Dr. Vincent Žuk-Hryškievič (, sometimes Vintsent Zhuk-Hryshkevich, ; February 10, 1903 – February 14, 1989) was a Belarusian emigre politician.

Vincent Žuk-Hryškievič studied at a Belarusian gymnasium in Budsłaŭ and then, after the gymnasium's closure, in the Belarusian Gymnasium of Vilnia from which he graduated in 1922.

He graduated from the Charles University in Prague in 1926 and worked in 1927-1939 as a teacher in the Belarusian Gymnasium of Vilnia, while also taking part in Belarusian activities in West Belarus, including work for a newspaper published by the Belarusian Peasants' and Workers' Union.

In late September 1939, after the Soviet invasion of Poland, Vincent Žuk-Hryškievič was first appointed editor in a Soviet newspaper but very soon arrested by the NKVD. After several months of tortures, he was sent to Gulag concentration camps in Kotlas and Vorkuta.

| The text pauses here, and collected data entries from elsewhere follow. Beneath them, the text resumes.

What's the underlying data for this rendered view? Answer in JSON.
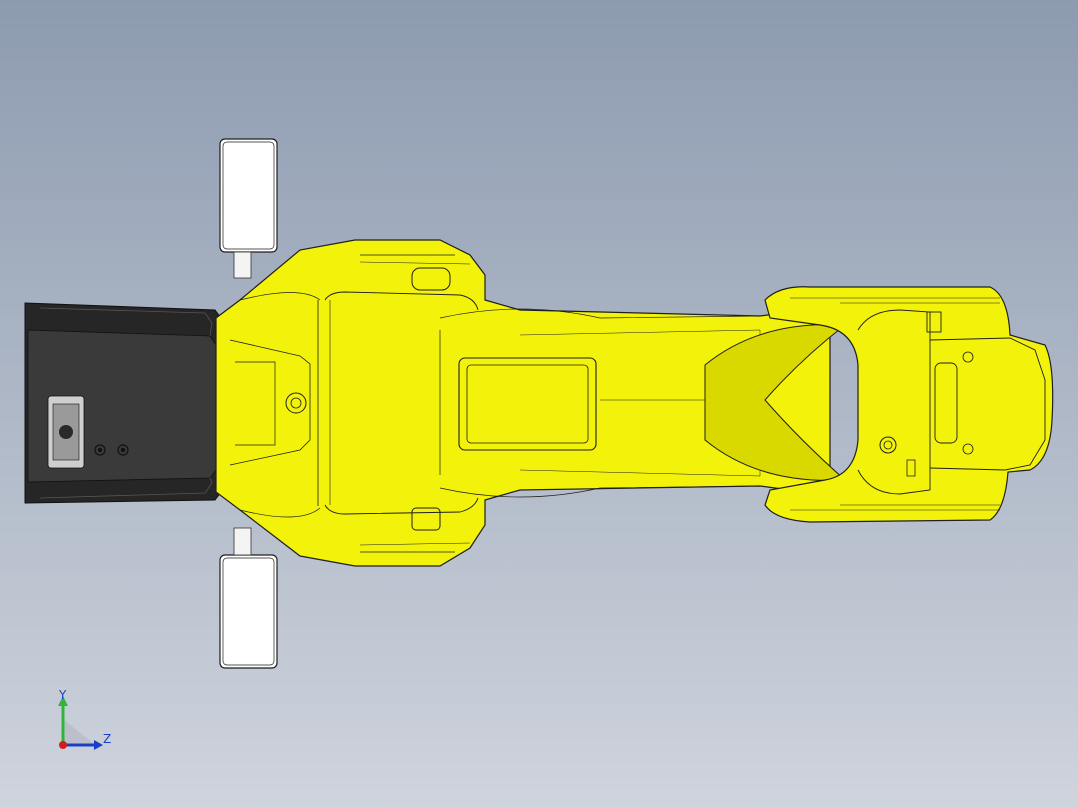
{
  "viewport": {
    "background_top": "#8d9bb0",
    "background_bottom": "#cfd4dd"
  },
  "model": {
    "body_color": "#f2f20a",
    "body_shadow": "#d9d900",
    "edge_color": "#1f1f1f",
    "motor_color": "#3a3a3a",
    "motor_dark": "#262626",
    "plate_color": "#ffffff"
  },
  "triad": {
    "y_label": "Y",
    "z_label": "Z",
    "y_color": "#2fb53a",
    "z_color": "#1a3fc4",
    "origin_color": "#d41c1c"
  }
}
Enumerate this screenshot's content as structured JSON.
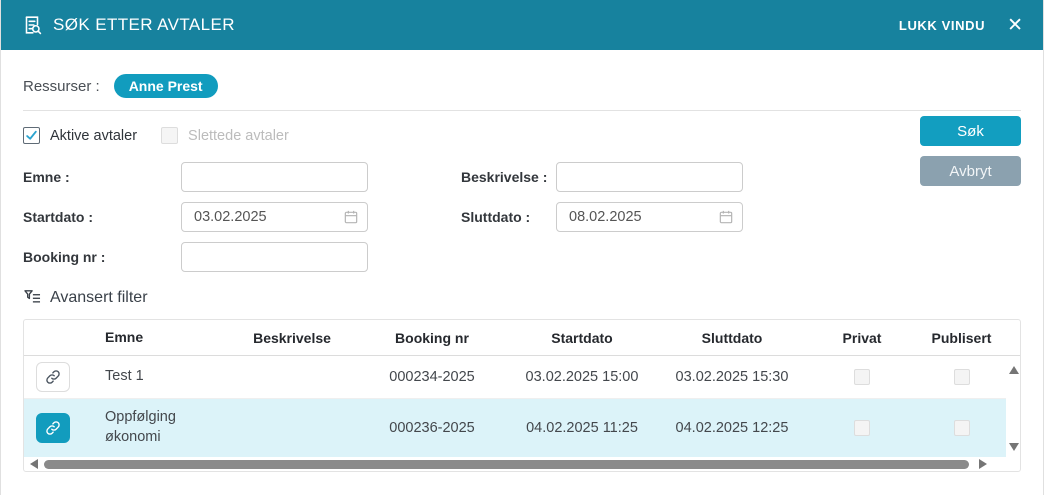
{
  "header": {
    "title": "SØK ETTER AVTALER",
    "close_label": "LUKK VINDU",
    "close_icon": "✕"
  },
  "resources": {
    "label": "Ressurser :",
    "pill": "Anne Prest"
  },
  "filters": {
    "active_checkbox_label": "Aktive avtaler",
    "active_checked": true,
    "deleted_checkbox_label": "Slettede avtaler",
    "deleted_checked": false,
    "emne_label": "Emne :",
    "emne_value": "",
    "beskrivelse_label": "Beskrivelse :",
    "beskrivelse_value": "",
    "startdato_label": "Startdato :",
    "startdato_value": "03.02.2025",
    "sluttdato_label": "Sluttdato :",
    "sluttdato_value": "08.02.2025",
    "booking_label": "Booking nr :",
    "booking_value": "",
    "search_button": "Søk",
    "cancel_button": "Avbryt",
    "advanced_filter_label": "Avansert filter"
  },
  "table": {
    "headers": {
      "emne": "Emne",
      "beskrivelse": "Beskrivelse",
      "booking": "Booking nr",
      "startdato": "Startdato",
      "sluttdato": "Sluttdato",
      "privat": "Privat",
      "publisert": "Publisert"
    },
    "rows": [
      {
        "emne": "Test 1",
        "beskrivelse": "",
        "booking": "000234-2025",
        "startdato": "03.02.2025 15:00",
        "sluttdato": "03.02.2025 15:30",
        "privat": false,
        "publisert": false,
        "selected": false
      },
      {
        "emne": "Oppfølging økonomi",
        "beskrivelse": "",
        "booking": "000236-2025",
        "startdato": "04.02.2025 11:25",
        "sluttdato": "04.02.2025 12:25",
        "privat": false,
        "publisert": false,
        "selected": true
      }
    ]
  },
  "colors": {
    "header_bg": "#17829E",
    "accent_teal": "#129CBE",
    "cancel_gray": "#8BA1AF",
    "selected_row_bg": "#DCF3F9",
    "check_mark": "#2AA3CF"
  }
}
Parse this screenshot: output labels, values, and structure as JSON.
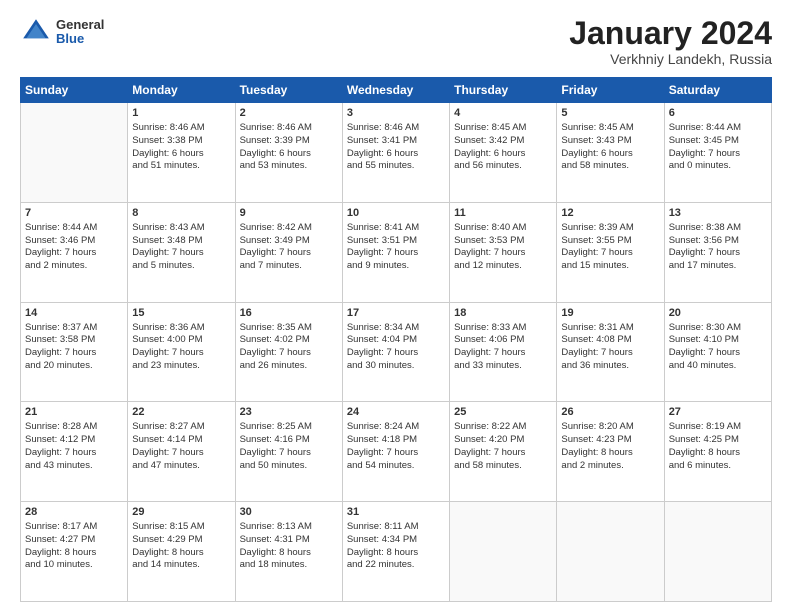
{
  "header": {
    "logo": {
      "general": "General",
      "blue": "Blue"
    },
    "title": "January 2024",
    "location": "Verkhniy Landekh, Russia"
  },
  "weekdays": [
    "Sunday",
    "Monday",
    "Tuesday",
    "Wednesday",
    "Thursday",
    "Friday",
    "Saturday"
  ],
  "weeks": [
    [
      {
        "day": "",
        "info": ""
      },
      {
        "day": "1",
        "info": "Sunrise: 8:46 AM\nSunset: 3:38 PM\nDaylight: 6 hours\nand 51 minutes."
      },
      {
        "day": "2",
        "info": "Sunrise: 8:46 AM\nSunset: 3:39 PM\nDaylight: 6 hours\nand 53 minutes."
      },
      {
        "day": "3",
        "info": "Sunrise: 8:46 AM\nSunset: 3:41 PM\nDaylight: 6 hours\nand 55 minutes."
      },
      {
        "day": "4",
        "info": "Sunrise: 8:45 AM\nSunset: 3:42 PM\nDaylight: 6 hours\nand 56 minutes."
      },
      {
        "day": "5",
        "info": "Sunrise: 8:45 AM\nSunset: 3:43 PM\nDaylight: 6 hours\nand 58 minutes."
      },
      {
        "day": "6",
        "info": "Sunrise: 8:44 AM\nSunset: 3:45 PM\nDaylight: 7 hours\nand 0 minutes."
      }
    ],
    [
      {
        "day": "7",
        "info": "Sunrise: 8:44 AM\nSunset: 3:46 PM\nDaylight: 7 hours\nand 2 minutes."
      },
      {
        "day": "8",
        "info": "Sunrise: 8:43 AM\nSunset: 3:48 PM\nDaylight: 7 hours\nand 5 minutes."
      },
      {
        "day": "9",
        "info": "Sunrise: 8:42 AM\nSunset: 3:49 PM\nDaylight: 7 hours\nand 7 minutes."
      },
      {
        "day": "10",
        "info": "Sunrise: 8:41 AM\nSunset: 3:51 PM\nDaylight: 7 hours\nand 9 minutes."
      },
      {
        "day": "11",
        "info": "Sunrise: 8:40 AM\nSunset: 3:53 PM\nDaylight: 7 hours\nand 12 minutes."
      },
      {
        "day": "12",
        "info": "Sunrise: 8:39 AM\nSunset: 3:55 PM\nDaylight: 7 hours\nand 15 minutes."
      },
      {
        "day": "13",
        "info": "Sunrise: 8:38 AM\nSunset: 3:56 PM\nDaylight: 7 hours\nand 17 minutes."
      }
    ],
    [
      {
        "day": "14",
        "info": "Sunrise: 8:37 AM\nSunset: 3:58 PM\nDaylight: 7 hours\nand 20 minutes."
      },
      {
        "day": "15",
        "info": "Sunrise: 8:36 AM\nSunset: 4:00 PM\nDaylight: 7 hours\nand 23 minutes."
      },
      {
        "day": "16",
        "info": "Sunrise: 8:35 AM\nSunset: 4:02 PM\nDaylight: 7 hours\nand 26 minutes."
      },
      {
        "day": "17",
        "info": "Sunrise: 8:34 AM\nSunset: 4:04 PM\nDaylight: 7 hours\nand 30 minutes."
      },
      {
        "day": "18",
        "info": "Sunrise: 8:33 AM\nSunset: 4:06 PM\nDaylight: 7 hours\nand 33 minutes."
      },
      {
        "day": "19",
        "info": "Sunrise: 8:31 AM\nSunset: 4:08 PM\nDaylight: 7 hours\nand 36 minutes."
      },
      {
        "day": "20",
        "info": "Sunrise: 8:30 AM\nSunset: 4:10 PM\nDaylight: 7 hours\nand 40 minutes."
      }
    ],
    [
      {
        "day": "21",
        "info": "Sunrise: 8:28 AM\nSunset: 4:12 PM\nDaylight: 7 hours\nand 43 minutes."
      },
      {
        "day": "22",
        "info": "Sunrise: 8:27 AM\nSunset: 4:14 PM\nDaylight: 7 hours\nand 47 minutes."
      },
      {
        "day": "23",
        "info": "Sunrise: 8:25 AM\nSunset: 4:16 PM\nDaylight: 7 hours\nand 50 minutes."
      },
      {
        "day": "24",
        "info": "Sunrise: 8:24 AM\nSunset: 4:18 PM\nDaylight: 7 hours\nand 54 minutes."
      },
      {
        "day": "25",
        "info": "Sunrise: 8:22 AM\nSunset: 4:20 PM\nDaylight: 7 hours\nand 58 minutes."
      },
      {
        "day": "26",
        "info": "Sunrise: 8:20 AM\nSunset: 4:23 PM\nDaylight: 8 hours\nand 2 minutes."
      },
      {
        "day": "27",
        "info": "Sunrise: 8:19 AM\nSunset: 4:25 PM\nDaylight: 8 hours\nand 6 minutes."
      }
    ],
    [
      {
        "day": "28",
        "info": "Sunrise: 8:17 AM\nSunset: 4:27 PM\nDaylight: 8 hours\nand 10 minutes."
      },
      {
        "day": "29",
        "info": "Sunrise: 8:15 AM\nSunset: 4:29 PM\nDaylight: 8 hours\nand 14 minutes."
      },
      {
        "day": "30",
        "info": "Sunrise: 8:13 AM\nSunset: 4:31 PM\nDaylight: 8 hours\nand 18 minutes."
      },
      {
        "day": "31",
        "info": "Sunrise: 8:11 AM\nSunset: 4:34 PM\nDaylight: 8 hours\nand 22 minutes."
      },
      {
        "day": "",
        "info": ""
      },
      {
        "day": "",
        "info": ""
      },
      {
        "day": "",
        "info": ""
      }
    ]
  ]
}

In 1942 he was set free as a Polish citizen and fought in the Anders' Army in Egypt and Italy, including the Battle of Monte Cassino.

After the war, Žuk-Hryškievič first settled in the United Kingdom where together with other Belarusian veterans of the Anders Army he became one of the founders of the Association of Belarusians in Great Britain.

In 1950, he moved to Canada and actively participated in Belarusian activities in North America as one of the leaders of the Belarusian Canadian Alliance. In 1952, he became a Ph.D. in Literature at the University of Ottawa.

For a period of two years he moved to Munich, West Germany, at the invitation of President Mikoła Abramčyk. Here he established and managed the Belarusian section of Radio Liberty. He made the first broadcast to his homeland on May 20, 1954, and remained with the programme until April 1956 when he returned to Toronto.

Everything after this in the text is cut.